A local engraver was watching a report of the theft on the news when he realised he had the tablets sitting in his workshop. The parish clerk had brought them in for repairs, perhaps underestimating the impact their abrupt disappearance would have on the local community!
Watch report from BBC News
A campaign has been launched to raise £60,000 to help restore the memorial in Alexandra Park, Hastings (East Sussex).
Read more from BBC NEWS
The Hastings memorial was unveiled in 1922 and commemorates those from the local borough who lost their lives in several wars.
It is not unusual to find later conflicts added to First World War memorials (in this case the Second World War and Korean War) but it is much less common to find First World War memorial retrospectively commemorating earlier wars, as this memorial does with the Boer war.
Several bronze plaques listing the names were stolen in 1990. Theft of memorials and parts of memorials (particularly bronzes) is not a new problem, but has certainly increased dramatically in recent years, as we reported in May.
At Hastings the stolen name plaques were replaced with replicas the following year.

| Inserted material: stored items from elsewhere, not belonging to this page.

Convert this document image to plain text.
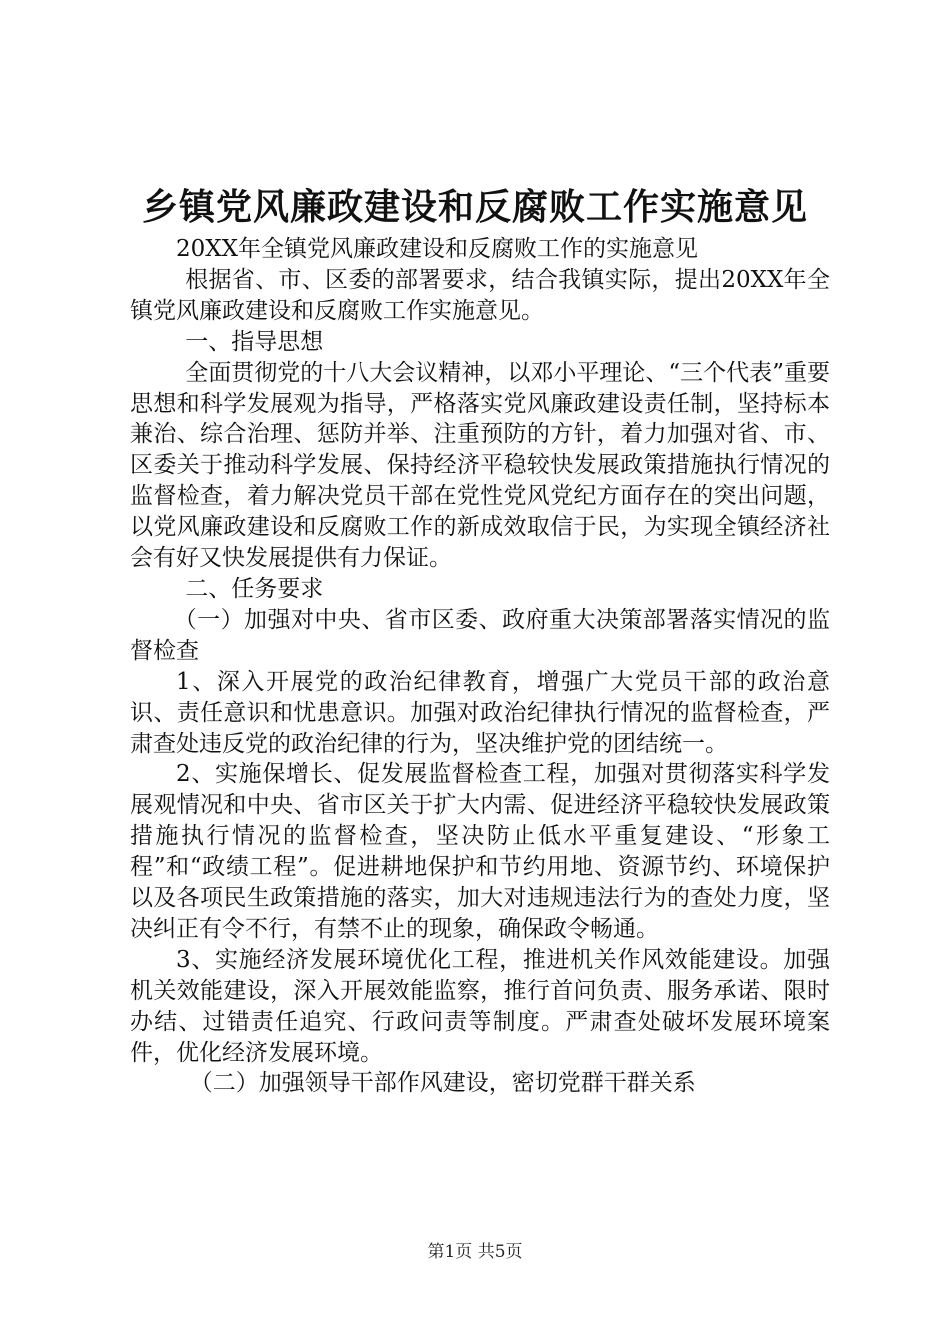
乡镇党风廉政建设和反腐败工作实施意见

20XX年全镇党风廉政建设和反腐败工作的实施意见

根据省、市、区委的部署要求，结合我镇实际，提出20XX年全镇党风廉政建设和反腐败工作实施意见。

一、指导思想

全面贯彻党的十八大会议精神，以邓小平理论、“三个代表”重要思想和科学发展观为指导，严格落实党风廉政建设责任制，坚持标本兼治、综合治理、惩防并举、注重预防的方针，着力加强对省、市、区委关于推动科学发展、保持经济平稳较快发展政策措施执行情况的监督检查，着力解决党员干部在党性党风党纪方面存在的突出问题，以党风廉政建设和反腐败工作的新成效取信于民，为实现全镇经济社会有好又快发展提供有力保证。

二、任务要求

（一）加强对中央、省市区委、政府重大决策部署落实情况的监督检查

1、深入开展党的政治纪律教育，增强广大党员干部的政治意识、责任意识和忧患意识。加强对政治纪律执行情况的监督检查，严肃查处违反党的政治纪律的行为，坚决维护党的团结统一。

2、实施保增长、促发展监督检查工程，加强对贯彻落实科学发展观情况和中央、省市区关于扩大内需、促进经济平稳较快发展政策措施执行情况的监督检查，坚决防止低水平重复建设、“形象工程”和“政绩工程”。促进耕地保护和节约用地、资源节约、环境保护以及各项民生政策措施的落实，加大对违规违法行为的查处力度，坚决纠正有令不行，有禁不止的现象，确保政令畅通。

3、实施经济发展环境优化工程，推进机关作风效能建设。加强机关效能建设，深入开展效能监察，推行首问负责、服务承诺、限时办结、过错责任追究、行政问责等制度。严肃查处破坏发展环境案件，优化经济发展环境。

（二）加强领导干部作风建设，密切党群干群关系

第1页 共5页
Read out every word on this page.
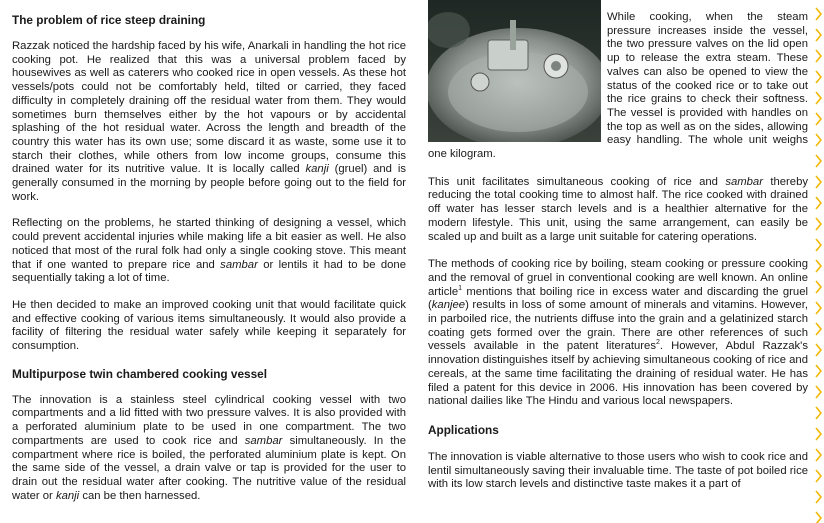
The problem of rice steep draining

Razzak noticed the hardship faced by his wife, Anarkali in handling the hot rice cooking pot. He realized that this was a universal problem faced by housewives as well as caterers who cooked rice in open vessels. As these hot vessels/pots could not be comfortably held, tilted or carried, they faced difficulty in completely draining off the residual water from them. They would sometimes burn themselves either by the hot vapours or by accidental splashing of the hot residual water. Across the length and breadth of the country this water has its own use; some discard it as waste, some use it to starch their clothes, while others from low income groups, consume this drained water for its nutritive value. It is locally called kanji (gruel) and is generally consumed in the morning by people before going out to the field for work.

Reflecting on the problems, he started thinking of designing a vessel, which could prevent accidental injuries while making life a bit easier as well. He also noticed that most of the rural folk had only a single cooking stove. This meant that if one wanted to prepare rice and sambar or lentils it had to be done sequentially taking a lot of time.

He then decided to make an improved cooking unit that would facilitate quick and effective cooking of various items simultaneously. It would also provide a facility of filtering the residual water safely while keeping it separately for consumption.

Multipurpose twin chambered cooking vessel

The innovation is a stainless steel cylindrical cooking vessel with two compartments and a lid fitted with two pressure valves. It is also provided with a perforated aluminium plate to be used in one compartment. The two compartments are used to cook rice and sambar simultaneously. In the compartment where rice is boiled, the perforated aluminium plate is kept. On the same side of the vessel, a drain valve or tap is provided for the user to drain out the residual water after cooking. The nutritive value of the residual water or kanji can be then harnessed.

While cooking, when the steam pressure increases inside the vessel, the two pressure valves on the lid open up to release the extra steam. These valves can also be opened to view the status of the cooked rice or to take out the rice grains to check their softness. The vessel is provided with handles on the top as well as on the sides, allowing easy handling. The whole unit weighs one kilogram.

This unit facilitates simultaneous cooking of rice and sambar thereby reducing the total cooking time to almost half. The rice cooked with drained off water has lesser starch levels and is a healthier alternative for the modern lifestyle. This unit, using the same arrangement, can easily be scaled up and built as a large unit suitable for catering operations.

The methods of cooking rice by boiling, steam cooking or pressure cooking and the removal of gruel in conventional cooking are well known. An online article$^1$ mentions that boiling rice in excess water and discarding the gruel (kanjee) results in loss of some amount of minerals and vitamins. However, in parboiled rice, the nutrients diffuse into the grain and a gelatinized starch coating gets formed over the grain. There are other references of such vessels available in the patent literatures$^2$. However, Abdul Razzak's innovation distinguishes itself by achieving simultaneous cooking of rice and cereals, at the same time facilitating the draining of residual water. He has filed a patent for this device in 2006. His innovation has been covered by national dailies like The Hindu and various local newspapers.

Applications

The innovation is viable alternative to those users who wish to cook rice and lentil simultaneously saving their invaluable time. The taste of pot boiled rice with its low starch levels and distinctive taste makes it a part of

War Memorials Trust, a charity that works for the protection and conservation of war memorials in the UK, announced today that HRH The Duchess of Cornwall is to become their new patron.
Read more from War Memorials Trust.
We often work closely with War Memorials Trust and have distinct but complementary roles in the preservation and appreciation of UK war memorials.
UKNIWM acts as an archive, compiling historical and current information about all UK war memorials, while WMT fulfils a more conservation-focussed role providing advice and grants to help preserve and restore memorials.
Last week thieves stole a life-sized bronze figure of a boy scout from the scout camp at Stoke D’Abernon. The figure was part of a memorial to commemorate those local scouts who died in the First and Second World Wars.
The camp itself was bought by the Boy Scout Association in 1928 as a memorial to its members. The life-sized statue was unveiled when the camp opened in 1929.
The statue had been re-erected only four months ago following restoration work after an attempted theft in 2005 had left the statue badly damaged.
Read more about the theft
Visit our online database record
A war memorial, that had lain forgotten in a disused chapel in the Staffordshire village of Outwoods for 25 years, has been recovered and will go back on display from tomorrow.
The memorial plaque was discovered by a local couple who spent six months arranging to have it moved to St Mary’s Church in the nearby village of Moreton. The Bishop of Stafford will conduct a rededication service at St Mary’s tomorrow.
Read more from the Staffordshire Newsletter
The Outwoods memorial can now be added to our database. If you know any more details about this memorial, such as the exact inscription, please let us know.
We had an enquiry today, one we receive relatively frequently, asking how to find out who owns a particular war memorial. This query most often comes from people who are either looking to carry out some restoration work to the memorial or to add a new name. Sadly, with the increase in casualties in Iraq and Afghanistan, this is becoming more common.
However, ownership of war memorials may not be straightforward and can often entail no small amount of detective work. The knowledge may have become lost over time, or it may never have been clear-cut. Where it is known to us, we do record the owner on the UKNIWM online database, so it’s always worth trying us first.
UKNIWM Search Screen
Other options include the local branch of the Royal British Legion and asking around the local community. Potential owners can include the local authority, a committee, church, club or private individual. If you cannot determine who owns the memorial, Local Authorities were given the power by the War Memorials (Local Authorities’ Powers) Act of 1923 to maintain, repair, protect and adapt war memorials in their area, whether they own them or not. However, they are not obliged to do this and it is entirely up to the individual Local Authority to decide what action, if any, to take.
It is likely that this Battlefield Cross was recovered from a cemetery on the Western Front by Captain Drury’s relatives and placed in their local church grounds as a memorial. But who owns it now, the church or the descendants of Captain Drury’s family, if they’re even aware of its existence? This becomes even more of an issue with redundant churches.
‘Ownership’ might perhaps seem a rather inappropriate concept for memorials that were often paid for by public subscription and erected for the benefit of all members of the local community. Perhaps ‘custodianship’ would be a better word for what is hopefully a role of protection and oversight.